Sunday, January 28, 2007

Just in time for the political season, CivicSpace ramps up its offerings

CivicSpace cut its teeth on the Howard Dean campaign, in which it used Drupal to power community sites that supported the campaign. (Drupal's a good open source CMS; we use it to power the CWRL's sites too.) Now, CivicSpace LLC is "a for profit social enterprise dedicating to providing all nonprofits and civic groups an affordable, ubiquitous and powerful toolkit to create social change on the web." That is, if you want to run a campaign (and it is getting to be that season), promote an issue, or establish a community for your nonprofit, CivicSpace combines open source software with its own service and expertise to support your work. More precisely:
CivicSpace continues to offer turn-key site creation services. For a low fixed fee, we will conduct a written needs assessment, configure your website & supporter database, import website content and supporters, and deliver a quality look and feel for your site. All you have to do is tell us what you want, we do the rest.
The above doesn't come from CivicSpace's site, it comes from an email blast I received from them this morning. It also says:

We are happy to announce the open public release of the CivicSpace On Demand service, offering a complete, integrated solution for your community website, online donations, blast email, and supporter database needs.

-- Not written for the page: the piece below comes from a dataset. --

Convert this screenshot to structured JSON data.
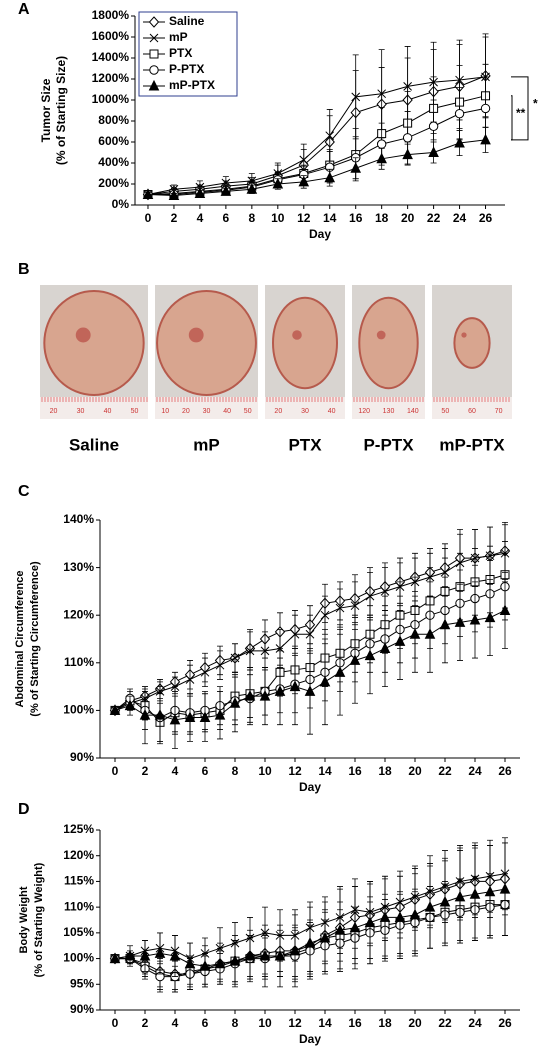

Based on your past interest in our services, we'd love it if you would be among our first customers to get Groundswell Professional, an integrated fundraising, email, website and database solution at $50 per month with your first 30 days free.

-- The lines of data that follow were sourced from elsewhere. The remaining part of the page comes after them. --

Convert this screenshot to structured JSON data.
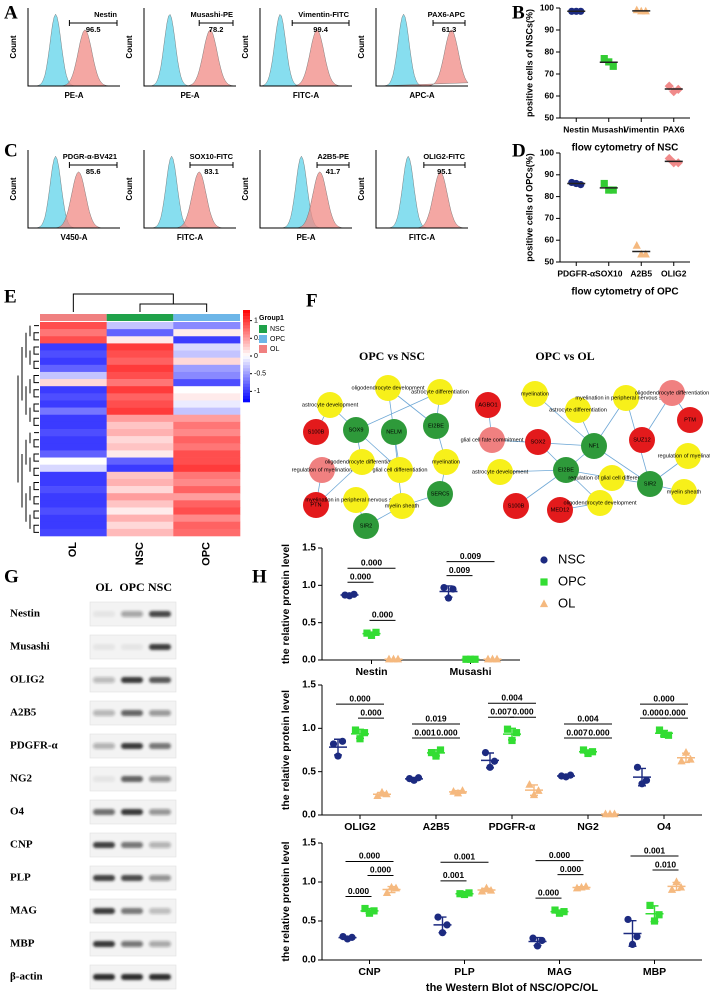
{
  "panel_labels": [
    "A",
    "B",
    "C",
    "D",
    "E",
    "F",
    "G",
    "H"
  ],
  "flow": {
    "y_label": "Count",
    "plots": [
      {
        "marker": "Nestin",
        "gate": "96.5",
        "x_label": "PE-A"
      },
      {
        "marker": "Musashi-PE",
        "gate": "78.2",
        "x_label": "PE-A"
      },
      {
        "marker": "Vimentin-FITC",
        "gate": "99.4",
        "x_label": "FITC-A"
      },
      {
        "marker": "PAX6-APC",
        "gate": "61.3",
        "x_label": "APC-A"
      },
      {
        "marker": "PDGR-α-BV421",
        "gate": "85.6",
        "x_label": "V450-A"
      },
      {
        "marker": "SOX10-FITC",
        "gate": "83.1",
        "x_label": "FITC-A"
      },
      {
        "marker": "A2B5-PE",
        "gate": "41.7",
        "x_label": "PE-A"
      },
      {
        "marker": "OLIG2-FITC",
        "gate": "95.1",
        "x_label": "FITC-A"
      }
    ]
  },
  "chart_data": [
    {
      "type": "dot",
      "y_label": "positive cells of NSCs(%)",
      "x_label": "flow cytometry of NSC",
      "categories": [
        "Nestin",
        "Musashi",
        "Vimentin",
        "PAX6"
      ],
      "values": [
        [
          98.5,
          98.5,
          98.5
        ],
        [
          77,
          75.5,
          73.5
        ],
        [
          99,
          98.5,
          98.5
        ],
        [
          64.5,
          62,
          63
        ]
      ],
      "colors": [
        "#1c2a80",
        "#33cc33",
        "#f5b97f",
        "#f08a8a"
      ],
      "markers": [
        "circle",
        "square",
        "triangle",
        "diamond"
      ],
      "ylim": [
        50,
        100
      ],
      "yticks": [
        50,
        60,
        70,
        80,
        90,
        100
      ]
    },
    {
      "type": "dot",
      "y_label": "positive cells of OPCs(%)",
      "x_label": "flow cytometry of OPC",
      "categories": [
        "PDGFR-α",
        "SOX10",
        "A2B5",
        "OLIG2"
      ],
      "values": [
        [
          86.5,
          86,
          85.5
        ],
        [
          86,
          83,
          83
        ],
        [
          57.5,
          53.5,
          53.5
        ],
        [
          97.5,
          95.5,
          95.5
        ]
      ],
      "colors": [
        "#1c2a80",
        "#33cc33",
        "#f5b97f",
        "#f08a8a"
      ],
      "markers": [
        "circle",
        "square",
        "triangle",
        "diamond"
      ],
      "ylim": [
        50,
        100
      ],
      "yticks": [
        50,
        60,
        70,
        80,
        90,
        100
      ]
    },
    {
      "type": "dot",
      "y_label": "the relative protein level",
      "legend": "right",
      "error_bars": true,
      "categories": [
        "Nestin",
        "Musashi"
      ],
      "series": [
        {
          "name": "NSC",
          "color": "#1c2a80",
          "marker": "circle",
          "values": [
            [
              0.87,
              0.86,
              0.88
            ],
            [
              0.97,
              0.83,
              0.95
            ]
          ]
        },
        {
          "name": "OPC",
          "color": "#33dd33",
          "marker": "square",
          "values": [
            [
              0.36,
              0.33,
              0.37
            ],
            [
              0.01,
              0.01,
              0.01
            ]
          ]
        },
        {
          "name": "OL",
          "color": "#f5b97f",
          "marker": "triangle",
          "values": [
            [
              0.01,
              0.01,
              0.01
            ],
            [
              0.01,
              0.01,
              0.01
            ]
          ]
        }
      ],
      "ylim": [
        0,
        1.5
      ],
      "yticks": [
        {
          "value": 0,
          "label": "0.0"
        },
        0.5,
        {
          "value": 1,
          "label": "1.0"
        },
        1.5
      ],
      "annotations": [
        {
          "category": "Nestin",
          "groups": [
            "NSC",
            "OPC"
          ],
          "label": "0.000"
        },
        {
          "category": "Nestin",
          "groups": [
            "NSC",
            "OL"
          ],
          "label": "0.000"
        },
        {
          "category": "Nestin",
          "groups": [
            "OPC",
            "OL"
          ],
          "label": "0.000"
        },
        {
          "category": "Musashi",
          "groups": [
            "NSC",
            "OPC"
          ],
          "label": "0.009"
        },
        {
          "category": "Musashi",
          "groups": [
            "NSC",
            "OL"
          ],
          "label": "0.009"
        }
      ]
    },
    {
      "type": "dot",
      "y_label": "the relative protein level",
      "error_bars": true,
      "categories": [
        "OLIG2",
        "A2B5",
        "PDGFR-α",
        "NG2",
        "O4"
      ],
      "series": [
        {
          "name": "NSC",
          "color": "#1c2a80",
          "marker": "circle",
          "values": [
            [
              0.82,
              0.68,
              0.85
            ],
            [
              0.42,
              0.4,
              0.43
            ],
            [
              0.72,
              0.55,
              0.62
            ],
            [
              0.45,
              0.44,
              0.46
            ],
            [
              0.55,
              0.36,
              0.4
            ]
          ]
        },
        {
          "name": "OPC",
          "color": "#33dd33",
          "marker": "square",
          "values": [
            [
              0.98,
              0.88,
              0.95
            ],
            [
              0.72,
              0.68,
              0.75
            ],
            [
              0.99,
              0.86,
              0.95
            ],
            [
              0.75,
              0.71,
              0.73
            ],
            [
              0.98,
              0.93,
              0.92
            ]
          ]
        },
        {
          "name": "OL",
          "color": "#f5b97f",
          "marker": "triangle",
          "values": [
            [
              0.22,
              0.26,
              0.24
            ],
            [
              0.27,
              0.25,
              0.28
            ],
            [
              0.35,
              0.23,
              0.28
            ],
            [
              0.01,
              0.01,
              0.01
            ],
            [
              0.62,
              0.72,
              0.64
            ]
          ]
        }
      ],
      "ylim": [
        0,
        1.5
      ],
      "yticks": [
        {
          "value": 0,
          "label": "0.0"
        },
        0.5,
        {
          "value": 1,
          "label": "1.0"
        },
        1.5
      ],
      "annotations": [
        {
          "category": "OLIG2",
          "groups": [
            "NSC",
            "OL"
          ],
          "label": "0.000"
        },
        {
          "category": "OLIG2",
          "groups": [
            "OPC",
            "OL"
          ],
          "label": "0.000"
        },
        {
          "category": "A2B5",
          "groups": [
            "NSC",
            "OL"
          ],
          "label": "0.019"
        },
        {
          "category": "A2B5",
          "groups": [
            "NSC",
            "OPC"
          ],
          "label": "0.001"
        },
        {
          "category": "A2B5",
          "groups": [
            "OPC",
            "OL"
          ],
          "label": "0.000"
        },
        {
          "category": "PDGFR-α",
          "groups": [
            "NSC",
            "OL"
          ],
          "label": "0.004"
        },
        {
          "category": "PDGFR-α",
          "groups": [
            "NSC",
            "OPC"
          ],
          "label": "0.007"
        },
        {
          "category": "PDGFR-α",
          "groups": [
            "OPC",
            "OL"
          ],
          "label": "0.000"
        },
        {
          "category": "NG2",
          "groups": [
            "NSC",
            "OL"
          ],
          "label": "0.004"
        },
        {
          "category": "NG2",
          "groups": [
            "NSC",
            "OPC"
          ],
          "label": "0.007"
        },
        {
          "category": "NG2",
          "groups": [
            "OPC",
            "OL"
          ],
          "label": "0.000"
        },
        {
          "category": "O4",
          "groups": [
            "NSC",
            "OL"
          ],
          "label": "0.000"
        },
        {
          "category": "O4",
          "groups": [
            "NSC",
            "OPC"
          ],
          "label": "0.000"
        },
        {
          "category": "O4",
          "groups": [
            "OPC",
            "OL"
          ],
          "label": "0.000"
        }
      ]
    },
    {
      "type": "dot",
      "y_label": "the relative protein level",
      "x_label": "the Western Blot of NSC/OPC/OL",
      "error_bars": true,
      "categories": [
        "CNP",
        "PLP",
        "MAG",
        "MBP"
      ],
      "series": [
        {
          "name": "NSC",
          "color": "#1c2a80",
          "marker": "circle",
          "values": [
            [
              0.3,
              0.27,
              0.29
            ],
            [
              0.55,
              0.35,
              0.45
            ],
            [
              0.28,
              0.18,
              0.25
            ],
            [
              0.52,
              0.2,
              0.3
            ]
          ]
        },
        {
          "name": "OPC",
          "color": "#33dd33",
          "marker": "square",
          "values": [
            [
              0.66,
              0.6,
              0.63
            ],
            [
              0.85,
              0.84,
              0.86
            ],
            [
              0.64,
              0.6,
              0.62
            ],
            [
              0.7,
              0.5,
              0.58
            ]
          ]
        },
        {
          "name": "OL",
          "color": "#f5b97f",
          "marker": "triangle",
          "values": [
            [
              0.86,
              0.93,
              0.92
            ],
            [
              0.88,
              0.92,
              0.89
            ],
            [
              0.92,
              0.93,
              0.94
            ],
            [
              0.9,
              1.0,
              0.93
            ]
          ]
        }
      ],
      "ylim": [
        0,
        1.5
      ],
      "yticks": [
        {
          "value": 0,
          "label": "0.0"
        },
        0.5,
        {
          "value": 1,
          "label": "1.0"
        },
        1.5
      ],
      "annotations": [
        {
          "category": "CNP",
          "groups": [
            "NSC",
            "OL"
          ],
          "label": "0.000"
        },
        {
          "category": "CNP",
          "groups": [
            "NSC",
            "OPC"
          ],
          "label": "0.000"
        },
        {
          "category": "CNP",
          "groups": [
            "OPC",
            "OL"
          ],
          "label": "0.000"
        },
        {
          "category": "PLP",
          "groups": [
            "NSC",
            "OL"
          ],
          "label": "0.001"
        },
        {
          "category": "PLP",
          "groups": [
            "NSC",
            "OPC"
          ],
          "label": "0.001"
        },
        {
          "category": "MAG",
          "groups": [
            "NSC",
            "OL"
          ],
          "label": "0.000"
        },
        {
          "category": "MAG",
          "groups": [
            "NSC",
            "OPC"
          ],
          "label": "0.000"
        },
        {
          "category": "MAG",
          "groups": [
            "OPC",
            "OL"
          ],
          "label": "0.000"
        },
        {
          "category": "MBP",
          "groups": [
            "NSC",
            "OL"
          ],
          "label": "0.001"
        },
        {
          "category": "MBP",
          "groups": [
            "OPC",
            "OL"
          ],
          "label": "0.010"
        }
      ]
    }
  ],
  "heatmap": {
    "column_labels": [
      "OL",
      "NSC",
      "OPC"
    ],
    "legend_title": "Group1",
    "groups": [
      {
        "name": "NSC",
        "color": "#1fa24a"
      },
      {
        "name": "OPC",
        "color": "#6db6e8"
      },
      {
        "name": "OL",
        "color": "#f08080"
      }
    ],
    "zlim": [
      -1.3,
      1.3
    ],
    "scale_ticks": [
      1,
      0.5,
      0,
      -0.5,
      -1
    ],
    "values": [
      [
        0.9,
        -0.3,
        -0.6
      ],
      [
        0.7,
        -0.8,
        0.1
      ],
      [
        0.9,
        0.1,
        -1
      ],
      [
        -1,
        1,
        -0.2
      ],
      [
        -0.9,
        0.9,
        -0.3
      ],
      [
        -1,
        0.8,
        0.2
      ],
      [
        -0.8,
        1,
        -0.5
      ],
      [
        -0.3,
        0.9,
        -0.6
      ],
      [
        0.2,
        0.7,
        -0.9
      ],
      [
        -1,
        1,
        0
      ],
      [
        -0.9,
        0.8,
        0.1
      ],
      [
        -1,
        0.9,
        -0.1
      ],
      [
        -0.7,
        1,
        -0.3
      ],
      [
        -1,
        0.5,
        0.5
      ],
      [
        -1,
        0.3,
        0.7
      ],
      [
        -0.9,
        0.4,
        0.6
      ],
      [
        -1,
        0.2,
        0.8
      ],
      [
        -1,
        0.3,
        0.7
      ],
      [
        -0.8,
        0.1,
        0.9
      ],
      [
        0,
        -0.8,
        0.9
      ],
      [
        -0.2,
        -1,
        1
      ],
      [
        -1,
        0.3,
        0.7
      ],
      [
        -1,
        0.4,
        0.6
      ],
      [
        -0.9,
        0.2,
        0.8
      ],
      [
        -1,
        0.5,
        0.5
      ],
      [
        -1,
        0.3,
        0.8
      ],
      [
        -0.9,
        0.1,
        0.9
      ],
      [
        -1,
        0.4,
        0.6
      ],
      [
        -1,
        0.2,
        0.8
      ],
      [
        -0.95,
        0.35,
        0.75
      ]
    ]
  },
  "networks": [
    {
      "title": "OPC vs NSC",
      "nodes": [
        {
          "label": "astrocyte development",
          "color": "#f7f01a"
        },
        {
          "label": "oligodendrocyte development",
          "color": "#f7f01a"
        },
        {
          "label": "astrocyte differentiation",
          "color": "#f7f01a"
        },
        {
          "label": "S100B",
          "color": "#e31a1c"
        },
        {
          "label": "SOX9",
          "color": "#2e9a3a"
        },
        {
          "label": "NELM",
          "color": "#2e9a3a"
        },
        {
          "label": "EI2BE",
          "color": "#2e9a3a"
        },
        {
          "label": "myelination",
          "color": "#f7f01a"
        },
        {
          "label": "regulation of myelination",
          "color": "#f08080"
        },
        {
          "label": "oligodendrocyte differentiation",
          "color": "#f7f01a"
        },
        {
          "label": "glial cell differentiation",
          "color": "#f7f01a"
        },
        {
          "label": "PTN",
          "color": "#e31a1c"
        },
        {
          "label": "SERC5",
          "color": "#2e9a3a"
        },
        {
          "label": "myelination in peripheral nervous system",
          "color": "#f7f01a"
        },
        {
          "label": "myelin sheath",
          "color": "#f7f01a"
        },
        {
          "label": "SIR2",
          "color": "#2e9a3a"
        }
      ]
    },
    {
      "title": "OPC vs OL",
      "nodes": [
        {
          "label": "AGBO1",
          "color": "#e31a1c"
        },
        {
          "label": "myelination",
          "color": "#f7f01a"
        },
        {
          "label": "astrocyte differentiation",
          "color": "#f7f01a"
        },
        {
          "label": "myelination in peripheral nervous system",
          "color": "#f7f01a"
        },
        {
          "label": "oligodendrocyte differentiation",
          "color": "#f08080"
        },
        {
          "label": "glial cell fate commitment",
          "color": "#f08080"
        },
        {
          "label": "SOX2",
          "color": "#e31a1c"
        },
        {
          "label": "NF1",
          "color": "#2e9a3a"
        },
        {
          "label": "SUZ12",
          "color": "#e31a1c"
        },
        {
          "label": "PTM",
          "color": "#e31a1c"
        },
        {
          "label": "astrocyte development",
          "color": "#f7f01a"
        },
        {
          "label": "EI2BE",
          "color": "#2e9a3a"
        },
        {
          "label": "regulation of myelination",
          "color": "#f7f01a"
        },
        {
          "label": "regulation of glial cell differentiation",
          "color": "#f7f01a"
        },
        {
          "label": "SIR2",
          "color": "#2e9a3a"
        },
        {
          "label": "myelin sheath",
          "color": "#f7f01a"
        },
        {
          "label": "S100B",
          "color": "#e31a1c"
        },
        {
          "label": "MED12",
          "color": "#e31a1c"
        },
        {
          "label": "oligodendrocyte development",
          "color": "#f7f01a"
        }
      ]
    }
  ],
  "western_blot": {
    "lanes": [
      "OL",
      "OPC",
      "NSC"
    ],
    "proteins": [
      "Nestin",
      "Musashi",
      "OLIG2",
      "A2B5",
      "PDGFR-α",
      "NG2",
      "O4",
      "CNP",
      "PLP",
      "MAG",
      "MBP",
      "β-actin"
    ]
  }
}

What's Groundswell, you ask?
Groundswell professional is the easiest way to get the world class Drupal content management system integrated with the only open source constituent relationship management system, CiviCRM.
I find this to be really intriguing for a couple of reasons. One is that CivicSpace is offering a service very similar to the "conversational marketing" discussed below, but in the civic rather than the commercial sphere. I wonder how much overlap in expertise there is between the two spheres. The other is that CivicSpace seems to be a classic example of what open source enthusiasts have long argued: that when you open-source your software, you make back your money with services.